Binzen Ein kollektiver Schock für Binzen

Weiler Zeitung

Gedenkfeier: Rückblick 80 Jahre nach dem Markdorf-Zugunglück / Der Enkel des Zugführers berichtet

80 Jahre ist es jetzt her: Am 22. Dezember 1939 stießen um 22.19 Uhr bei einem schweren Zugunglück bei Markdorf/Kluftern am Bodensee ein Personenzug und ein Kohlenzug durch eine Verkettung unglücklicher Umstände im Nebel frontal zusammen. 101 Menschen starben.

Von Jutta Schütz

Binzen. Die Zugreisenden waren zu Beginn des Zweiten Weltkriegs aus dem Markgräflerland evakuiert worden und nun auf dem Weg zurück nach Hause. 98 Tote stammten aus dem Markgräflerland, 42 allein aus Binzen.

Am Sonntag, 22. Dezember, wird in der Binzener Kirche nicht nur an das Unglück und die vielen Toten erinnert. Vielmehr will Pfarrer Dirk Fiedler darauf eingehen, was die Menschen heute noch aus dem Unglück und den Umständen, die dazu geführt haben, lernen können. In der Kirche wird zudem Alexander Grass, der Enkel von Karl Gemple, dem Lokführer des Personenzugs, der ebenfalls ums Leben kam, an seinen Großvater erinnern. Eingeladen sind fünf Überlebende des Unglücks, die damals noch Kinder waren, wie Bürgermeister Andreas Schneucker berichtet, der die Gedenkveranstaltung und die Spurensuche zusammen mit Weils Oberbürgermeister Wolfgang Dietz initiiert hat.

Grass und Schneucker haben sich im Vorfeld mit den Ursachen des Unglücks sowie mit den Familien beschäftigt, die davon betroffen waren, wie sie bei einem Pressegespräch mitteilten.

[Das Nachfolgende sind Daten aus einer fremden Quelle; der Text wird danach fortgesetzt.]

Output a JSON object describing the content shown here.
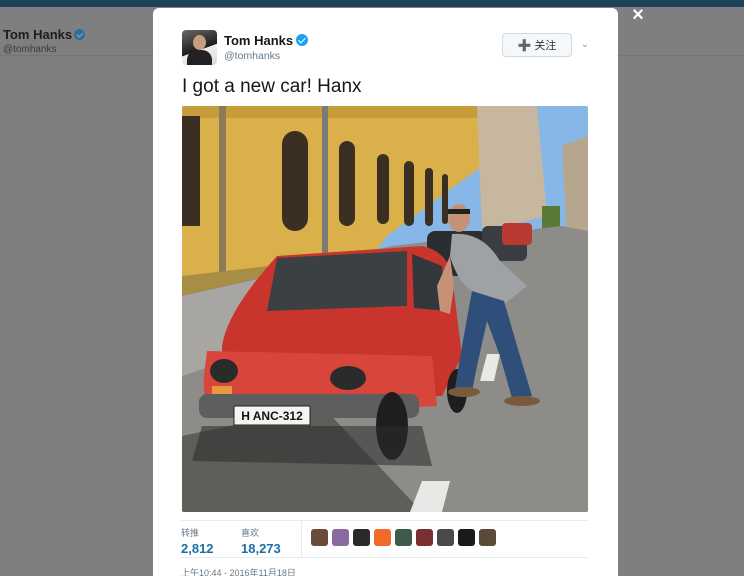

Binzen hatte 42, Egringen sieben, Fischingen zwei, Haltingen sieben, Weil am Rhein 27 und Welmlingen 13 Tote zu beklagen. „Die Bürgermeister und Ortsvorsteher der Orte sowie Nachkommen der Familien sind zum Gedenken eingeladen, dazu die fünf noch Überlebenden des Unglücks – zwei haben bereits zugesagt“, berichtet Schneucker. Mit vor Ort werden auch die Mitglieder des Arbeitskreises Heimatgeschichte Kluftern mit dem Vorsitzenden Bernd Caesar und Klufterns Ortsvorsteher Michael Nachbaur sein.

Akribisch aufgearbeitet

„Der Arbeitskreis hat das Unglück akribisch aufgearbeitet und dazu eine Publikation verfasst“, berichtet Grass. Sein Großvater hatte vor 80 Jahren den Dienst mit einem Kollegen getauscht, der zu Weihnachten rechtzeitig daheim sein wollte. „Meine Mutter, Ruth Gemple, die damals fast 14 Jahre alt war, hat mir erzählt, dass ihr Vater sehr sozial eingestellt war und deshalb tauschte.“ Zu dem Gedenkstein, der im Ort Lipbach bei Kluftern steht, habe seine Großmutter übrigens nicht fahren wollen, die Erinnerung sei zu schlimm gewesen, sagte Grass.

Dirk Fiedler bezeichnet das Unglück so kurz vor Weihnachten für die Familien als „kollektiven Schock“. Die Nationalsozialisten instrumentalisierten das Gedenken an die Toten mit einer Feier und Aufbahrung der Särge am zweiten Weihnachtstag 1939 in der Binzener Kirche.

Davon existiert ein Foto. „Die toten Kinder wurden zu den Eltern in die Särge gelegt, was meine Konfirmanden jedes Mal, wenn ich das Foto zeige, sehr nachdenklich macht“, erklärt Fiedler.

Der Pfarrer will auf die Umstände eingehen, die zum Unglück führten. „Die Fahrdienstleiter waren nicht achtsam, einer hat sich privat mit seiner SA-Karriere beschäftigt und nicht auf den Fahrplan geachtet“, berichtet er. „Wenn nicht Krieg gewesen wäre, hätte es keine Evakuierung und kein Unglück gegeben. Was damals passierte, lehrt für heute noch viel, jetzt wo wieder rechte Gesinnungen geäußert werden“, ist er überzeugt. Die Andacht wird musikalisch von Christine Braun und Margot Neuberth begleitet.

Gedenkfeier an das „Markdorf-Zugunglück“ vor 80 Jahren in der Binzener Kirche am Sonntag, 22. Dezember, um 10.30 Uhr. Anschließend besteht die Möglichkeit zum Gespräch, im Eingangsbereich der Kirche gibt der Frauenchor einen Empfang.